Espaço público criminalizado é agravante da violência nas cidades
A criminalização dos espaços públicos vem sendo um fator de agravamento da violência nas cidades brasileiras e retroalimentando o próprio movimento de esvaziamento das cidades brasileiras. Segundo o sociólogo Adão Clóvis Martins dos Santos, o discurso de violência fortalece a sensação de insegurança, o que obriga a sociedade e colocar o direito à segurança acima de outros direitos, como o de acesso à cidade e de ir e vir. “Em nome do direito à segurança abrimos mão do direito de ir e vir e passamos a ter medo dos espaços públicos”.
Sociólogo Adão Clóvis Martins dos Santos
“Nos últimos anos, o retrato das cidades é composto de muros, cercas, condomínios fechados e do esvaziamento de espaço público. Tudo isso contradiz experiências históricas. Não há sistema de segurança melhor do que a ocupação das ruas”, completou Santos. Acompanhando os debates, a presidente do Saergs, Maria Teresa Peres de Souza, citou que esse movimento agrava, inclusive, a difusão da história das cidades, porque distancia os cidadãos dos prédios e monumentos históricos. O debate ainda tratou dos prejuízos visíveis em Porto Alegre com o fim do Orçamento Participativo, uma iniciativa pioneira realizada na Capital gaúcha e que serviu de modelo para diversas regiões do mundo.

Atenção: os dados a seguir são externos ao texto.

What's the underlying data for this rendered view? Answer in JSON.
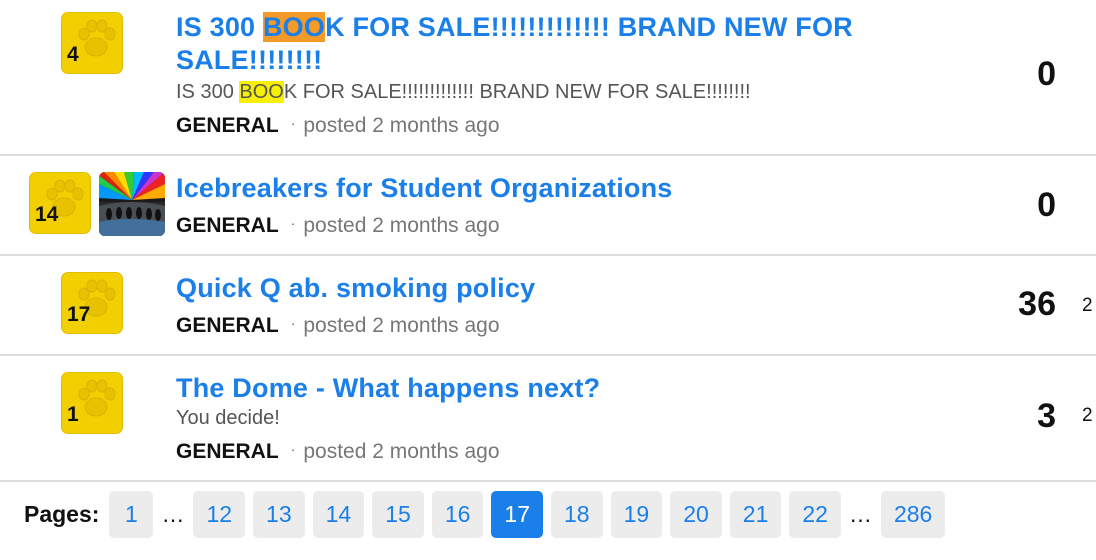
{
  "posts": [
    {
      "votes": "4",
      "title_pre": "IS 300 ",
      "title_hl": "BOO",
      "title_post": "K FOR SALE!!!!!!!!!!!!! BRAND NEW FOR SALE!!!!!!!!",
      "excerpt_pre": "IS 300 ",
      "excerpt_hl": "BOO",
      "excerpt_post": "K FOR SALE!!!!!!!!!!!!! BRAND NEW FOR SALE!!!!!!!!",
      "category": "GENERAL",
      "posted": "posted 2 months ago",
      "count": "0",
      "extra": ""
    },
    {
      "votes": "14",
      "title": "Icebreakers for Student Organizations",
      "category": "GENERAL",
      "posted": "posted 2 months ago",
      "count": "0",
      "extra": ""
    },
    {
      "votes": "17",
      "title": "Quick Q ab. smoking policy",
      "category": "GENERAL",
      "posted": "posted 2 months ago",
      "count": "36",
      "extra": "2"
    },
    {
      "votes": "1",
      "title": "The Dome - What happens next?",
      "excerpt": "You decide!",
      "category": "GENERAL",
      "posted": "posted 2 months ago",
      "count": "3",
      "extra": "2"
    }
  ],
  "meta_separator": "·",
  "pagination": {
    "label": "Pages:",
    "pages": [
      "1",
      "12",
      "13",
      "14",
      "15",
      "16",
      "17",
      "18",
      "19",
      "20",
      "21",
      "22",
      "286"
    ],
    "ellipsis": "…",
    "current": "17"
  },
  "colors": {
    "link": "#1a7fe8",
    "vote_box": "#f2cf00",
    "highlight_title": "#f39a28",
    "highlight_excerpt": "#f7f000"
  },
  "icons": {
    "vote": "paw-icon"
  }
}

O sociólogo ainda fez um panorama geral sobre a ascensão do capitalismo e do público e privado no mundo. Segundo Santos, com ampliação do poder dos sindicatos e sua posterior pressão nas bases das empresas de capital privado, governos também tomaram medidas para freá-los diante das políticas de bem-estar social, como a produção deliberada do desemprego em massa e a criação de reforma fiscal para desonerar o capital. “Essas medidas permitiram, num momento de queda do crescimento econômico, a elevação do lucro das empresas”, citou. Mas criar espaços públicos democráticos e que promovem a inclusão é um projeto que envolve poder público, profissionais e a própria sociedade. Segundo Adão Clóvis Martins dos Santos, o Plano Diretor de uma cidade só pode perseverar com arquitetos e urbanistas comprometidos com as cidades.
Divisões nas cidades reproduzem segregação de investimentos públicos e sociais
As desigualdades da sociedade também se reproduzem na infraestrutura das cidades e se agravam com a canalização de investimentos públicos nas áreas mais ricas e prósperas e não nas mais necessitadas. Os danos dessa política perversa foram alvo da palestra do professor da Universidade de São Paulo (USP) João Whitaker durante o seminário Olhares sobre a Cidade, realizado pelo Sindicato dos Arquitetos do RS (Saergs) com patrocínio do Conselho de Arquitetura e Urbanismo do RS (CAU/RS). “No Brasil, não temos o estado do bem-estar social. Temos o estado do deixa assim”, disse ele, lembrando que áreas mais ricas recebem a maior parte dos investimentos em infraestrutura enquanto as zonas periféricas mantem baixas condições e investimentos. “O nosso modelo econômico no Brasil não foi baseado em necessidade de distribuição de renda e isso se reflete nas cidades, sem necessidade de distribuição de recursos de forma homogênea”.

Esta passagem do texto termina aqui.